Covid-19: Scientists try to understand why not everyone takes it


Covid-19: Scientists try to understand why not everyone takes it

During the two years of the pandemic, many people managed to avoid becoming infected with Covid-19 compared to others. We have all wondered why this happens and what the fact that some people are immune to the virus depends on. Exactly how they do this remains a mystery, but scientists are starting to find some clues. The hope behind this is that of develop some drugs that are effective in blocking the spread and transmission of Covid-19.

Perhaps it was due to the reflex of the immune system which quickly interrupted an embryonic infection. In previous studies with other viruses, we have seen early immune responses in the nose associated with resistance to infections. These imply that it exists a struggle between the virus and the host which in uninfected patients results in prevention of the take-off of infection.

Covid-19, many have been found resistant to the virus

Some of them also have reported some mild symptomssuch as stuffy nose, sore throat, tiredness or headache, although, as these commonly occur in everyday life, may not be related to exposure to the virus. In any case, the levels of the virus have not risen high enough to trigger detectable levels of antibodies, T cells, or inflammatory factors in the blood that are usually associated with symptoms. Further studies have suggested that it is possible to pass Covid-19 during the initial stages before it establishes a foothold. In the first wave of the pandemic, a group of health workers, exposed to the virus firsthand, were examined and monitored.

Their blood tests showed that about 15% of them had Sars-CoV-2 reactive T cells, in addition to other markers of viral infection. IS It is possible that T of memory from previous coronavirus infections, i.e. those responsible for common colds, have cross-reacted with the new coronavirus and have protected from Covid-19. Additionally, there is no commercially available test that can differentiate between vaccination-triggered immunity and the different variants, so unless a person has tested positive recently, it is almost impossible to know whether or not she was exposed to Omicron.

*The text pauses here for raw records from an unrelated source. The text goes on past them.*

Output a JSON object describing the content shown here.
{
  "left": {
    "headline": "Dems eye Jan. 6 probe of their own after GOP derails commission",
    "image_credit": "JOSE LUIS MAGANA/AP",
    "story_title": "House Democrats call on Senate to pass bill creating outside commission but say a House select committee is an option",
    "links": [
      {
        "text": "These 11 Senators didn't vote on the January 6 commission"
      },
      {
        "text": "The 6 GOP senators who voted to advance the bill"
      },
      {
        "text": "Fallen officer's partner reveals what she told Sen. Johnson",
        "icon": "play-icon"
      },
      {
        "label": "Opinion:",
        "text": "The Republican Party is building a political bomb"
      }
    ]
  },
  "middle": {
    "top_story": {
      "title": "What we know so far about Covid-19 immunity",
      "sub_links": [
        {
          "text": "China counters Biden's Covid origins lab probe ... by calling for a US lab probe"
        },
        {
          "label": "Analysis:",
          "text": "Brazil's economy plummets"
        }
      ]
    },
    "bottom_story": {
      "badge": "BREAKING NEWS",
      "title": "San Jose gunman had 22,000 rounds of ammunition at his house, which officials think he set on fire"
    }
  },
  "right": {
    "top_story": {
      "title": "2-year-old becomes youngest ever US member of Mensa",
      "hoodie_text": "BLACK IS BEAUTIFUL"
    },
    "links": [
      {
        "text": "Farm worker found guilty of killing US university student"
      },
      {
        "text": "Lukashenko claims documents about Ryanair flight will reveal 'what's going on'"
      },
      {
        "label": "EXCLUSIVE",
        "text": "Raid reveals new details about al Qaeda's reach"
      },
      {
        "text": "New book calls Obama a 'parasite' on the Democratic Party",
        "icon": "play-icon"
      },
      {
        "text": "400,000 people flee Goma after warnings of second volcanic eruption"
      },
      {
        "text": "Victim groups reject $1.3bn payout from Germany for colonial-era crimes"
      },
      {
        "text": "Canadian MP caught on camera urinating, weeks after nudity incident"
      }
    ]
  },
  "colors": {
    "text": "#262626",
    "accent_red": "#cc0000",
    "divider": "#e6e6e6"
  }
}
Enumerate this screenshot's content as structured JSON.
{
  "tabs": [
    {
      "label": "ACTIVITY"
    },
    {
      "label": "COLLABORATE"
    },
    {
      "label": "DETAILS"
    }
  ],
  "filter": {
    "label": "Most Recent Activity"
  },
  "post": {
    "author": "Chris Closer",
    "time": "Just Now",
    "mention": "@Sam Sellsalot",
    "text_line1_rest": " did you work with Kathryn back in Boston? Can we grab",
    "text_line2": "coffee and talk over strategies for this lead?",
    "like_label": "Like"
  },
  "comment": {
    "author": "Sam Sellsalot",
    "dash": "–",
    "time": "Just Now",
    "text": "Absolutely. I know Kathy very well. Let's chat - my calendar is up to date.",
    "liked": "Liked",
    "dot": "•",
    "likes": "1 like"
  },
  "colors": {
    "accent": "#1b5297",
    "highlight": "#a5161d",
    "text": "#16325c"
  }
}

Seasonal coronaviruses may not be the only source of cross-protective immune responses. A study investigated this possibility in Sweden after the country took a light approach to restrictions. The results suggested that this pattern of infections could only be explained if a large percentage of people had some kind of protective immunity. The identification of these genes could lead to the development of new treatments for Covid-19. Most of those who have avoided Covid are thought to be unlikely to be genetically resistant, even if they have partial immune protection. This means that there is no guarantee that they will not eventually get infected.